This is the fourth of several short pieces on the ethical responsibilities of the fiction writer.
The Buddhist point of view takes the function of work to be at least threefold: to give a man a chance to utilise and develop his faculties; to enable him to overcome his egocentredness by joining with other people in a common task; and to bring forth the goods and services needed for a becoming existence.E. F. Schumacher, “Small is Beautiful,” 1973
Ernst Schumacher was an economist whose primary career was in British efforts to rebuild the continent’s economy after World War II. But he did other economic development consulting, including a trip to Burma (now Myanmar) to help them make the transition to independence after sixty years of English colonial rule. While there, he was struck by the implications of Buddhist practice, and thought that rather than imposing Western development upon them, perhaps he could help them develop a locally relevant economics that didn’t assume a standard path of industrial labor.

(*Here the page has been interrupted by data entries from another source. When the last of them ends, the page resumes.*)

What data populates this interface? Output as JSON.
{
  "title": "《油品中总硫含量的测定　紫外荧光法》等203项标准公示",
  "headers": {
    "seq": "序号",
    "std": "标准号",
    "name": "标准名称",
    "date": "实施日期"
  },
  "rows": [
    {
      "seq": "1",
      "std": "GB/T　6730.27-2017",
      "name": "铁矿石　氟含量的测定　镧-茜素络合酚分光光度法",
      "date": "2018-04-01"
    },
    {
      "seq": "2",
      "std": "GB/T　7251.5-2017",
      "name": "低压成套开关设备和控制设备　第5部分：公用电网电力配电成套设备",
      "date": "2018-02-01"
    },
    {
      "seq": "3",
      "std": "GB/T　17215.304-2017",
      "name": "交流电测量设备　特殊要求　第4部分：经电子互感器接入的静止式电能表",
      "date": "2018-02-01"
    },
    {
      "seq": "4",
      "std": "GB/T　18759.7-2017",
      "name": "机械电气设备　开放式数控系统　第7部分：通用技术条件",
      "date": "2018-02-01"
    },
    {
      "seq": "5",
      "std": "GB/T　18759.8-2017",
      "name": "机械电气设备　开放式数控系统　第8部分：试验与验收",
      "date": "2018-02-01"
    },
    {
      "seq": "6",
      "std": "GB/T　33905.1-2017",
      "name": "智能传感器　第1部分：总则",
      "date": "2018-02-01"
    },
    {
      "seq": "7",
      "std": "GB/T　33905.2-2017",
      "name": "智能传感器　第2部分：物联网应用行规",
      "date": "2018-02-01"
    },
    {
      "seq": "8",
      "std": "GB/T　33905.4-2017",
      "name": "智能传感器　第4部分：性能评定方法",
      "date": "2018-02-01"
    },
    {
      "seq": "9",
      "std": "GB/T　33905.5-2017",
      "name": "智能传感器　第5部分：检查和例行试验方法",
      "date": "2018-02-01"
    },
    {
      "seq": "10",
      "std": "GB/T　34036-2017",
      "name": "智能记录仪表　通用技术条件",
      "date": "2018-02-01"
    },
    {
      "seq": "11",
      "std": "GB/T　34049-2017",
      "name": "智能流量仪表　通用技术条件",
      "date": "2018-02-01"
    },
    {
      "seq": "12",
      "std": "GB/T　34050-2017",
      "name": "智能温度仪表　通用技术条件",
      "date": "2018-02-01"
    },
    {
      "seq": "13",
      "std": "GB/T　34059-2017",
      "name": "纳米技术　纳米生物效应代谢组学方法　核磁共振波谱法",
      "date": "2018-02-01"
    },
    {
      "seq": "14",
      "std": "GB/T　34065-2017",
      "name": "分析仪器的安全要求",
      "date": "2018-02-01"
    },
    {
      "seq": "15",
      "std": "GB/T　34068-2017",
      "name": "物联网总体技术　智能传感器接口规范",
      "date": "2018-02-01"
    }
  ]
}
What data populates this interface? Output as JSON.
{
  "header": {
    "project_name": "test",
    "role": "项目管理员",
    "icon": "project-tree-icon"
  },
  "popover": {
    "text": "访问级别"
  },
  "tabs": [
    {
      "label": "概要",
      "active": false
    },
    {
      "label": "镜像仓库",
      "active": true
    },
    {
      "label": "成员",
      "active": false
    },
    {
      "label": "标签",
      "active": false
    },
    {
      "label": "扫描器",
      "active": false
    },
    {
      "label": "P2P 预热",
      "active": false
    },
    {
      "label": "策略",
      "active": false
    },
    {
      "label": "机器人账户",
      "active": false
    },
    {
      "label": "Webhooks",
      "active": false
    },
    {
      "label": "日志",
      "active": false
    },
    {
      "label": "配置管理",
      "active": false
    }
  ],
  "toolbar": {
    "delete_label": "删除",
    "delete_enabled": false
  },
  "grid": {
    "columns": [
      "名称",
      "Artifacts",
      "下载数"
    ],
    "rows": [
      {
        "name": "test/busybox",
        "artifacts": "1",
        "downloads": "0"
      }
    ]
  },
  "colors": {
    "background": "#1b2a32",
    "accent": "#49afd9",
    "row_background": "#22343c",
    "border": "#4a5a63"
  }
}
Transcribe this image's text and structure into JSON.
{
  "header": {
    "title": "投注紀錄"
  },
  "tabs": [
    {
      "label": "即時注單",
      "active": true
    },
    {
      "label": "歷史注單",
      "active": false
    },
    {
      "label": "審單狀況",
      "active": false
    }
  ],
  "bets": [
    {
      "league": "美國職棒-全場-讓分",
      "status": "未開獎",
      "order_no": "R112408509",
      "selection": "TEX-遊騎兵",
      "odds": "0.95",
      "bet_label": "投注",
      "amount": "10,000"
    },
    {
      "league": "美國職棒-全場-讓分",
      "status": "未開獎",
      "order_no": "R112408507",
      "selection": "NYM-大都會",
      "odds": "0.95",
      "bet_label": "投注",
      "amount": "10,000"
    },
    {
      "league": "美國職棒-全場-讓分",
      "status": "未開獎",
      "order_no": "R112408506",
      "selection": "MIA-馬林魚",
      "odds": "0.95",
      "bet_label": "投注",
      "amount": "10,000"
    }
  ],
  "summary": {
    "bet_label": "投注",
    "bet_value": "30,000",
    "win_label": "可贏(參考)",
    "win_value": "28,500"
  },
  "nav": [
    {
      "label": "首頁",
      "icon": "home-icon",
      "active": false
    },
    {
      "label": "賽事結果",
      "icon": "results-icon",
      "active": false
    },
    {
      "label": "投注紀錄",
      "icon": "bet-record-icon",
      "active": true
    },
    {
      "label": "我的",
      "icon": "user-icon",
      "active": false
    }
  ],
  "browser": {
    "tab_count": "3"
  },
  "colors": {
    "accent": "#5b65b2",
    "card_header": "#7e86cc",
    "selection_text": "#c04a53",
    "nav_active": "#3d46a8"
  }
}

He became converted to the idea of a humanistic economics, one that placed workers and their communities rather than products at the center of organizational principles. The book that came from this was Small is Beautiful, published in 1973 and immediately recognized as an important corrective to a “rational” (or more accurately, values-neutral) economics. He turned common questions on their heads. Why do we need more wealth? Why should labor be seen as an equivalent to mechanization? “To organise work in such a manner that it becomes meaningless, boring, stultifying, or nerve-racking for the worker would be little short of criminal: it would indicate a greater concern with goods than with people, an evil lack of compassion and a soul-destroying degree of attachment to the most primitive side of this worldly existence.“
But Schumacher was hardly alone in his insistence that Western economics was a force for disaster. Five years before he published Small is Beautiful, we heard these words from a presidential candidate here in the United States:
Too much and for too long, we seemed to have surrendered personal excellence and community values in the mere accumulation of material things. Our Gross National Product, now, is over $800 billion dollars a year, but that Gross National Product—if we judge the United States of America by that—that Gross National Product counts air pollution and cigarette advertising, and ambulances to clear our highways of carnage. It counts special locks for our doors and the jails for the people who break them. It counts the destruction of the redwood and the loss of our natural wonder in chaotic sprawl. It counts napalm and counts nuclear warheads and armored cars for the police to fight the riots in our cities. It counts Whitman’s rifle and Speck’s knife, and the television programs which glorify violence in order to sell toys to our children. Yet the gross national product does not allow for the health of our children, the quality of their education or the joy of their play. It does not include the beauty of our poetry or the strength of our marriages, the intelligence of our public debate or the integrity of our public officials. It measures neither our wit nor our courage, neither our wisdom nor our learning, neither our compassion nor our devotion to our country. It measures everything, in short, except that which makes life worthwhile. And it can tell us everything about America except why we are proud that we are Americans.Robert F. Kennedy, speech at University of Kansas, 1968
When Nora and I got married some number of years ago, we were both mature adults with fully equipped households. We didn’t need a second Cusinart or a fourth set of dishes or yet another pie plate. So we asked our friends who made things to make us something. We asked our friends who were musicians to sing or to play for us. And we asked everybody else to support an artist or craftsperson they admired.
Our vocations, placed as they are outside of our merely economic sustenance, often result in gifts. We knit or weave, we cook, we sing. We write. And then we give the work to friends and neighbors, not merely as support for their survival, but as a marker of shared values. As another link in the ties that bind.
Look at that terrazzo floor in the image of today’s post. No one will ever know the names of the workers who did that tile work. They are invisible, anonymous. It’s the work itself that has brought hundreds of years of pleasure. It is a moment of grace, in the true sense of that word: an undeserved gift offered freely.
That, to me, feels like the role of the storyteller. We offer our moments of grace to our community, and to those we’ll never know.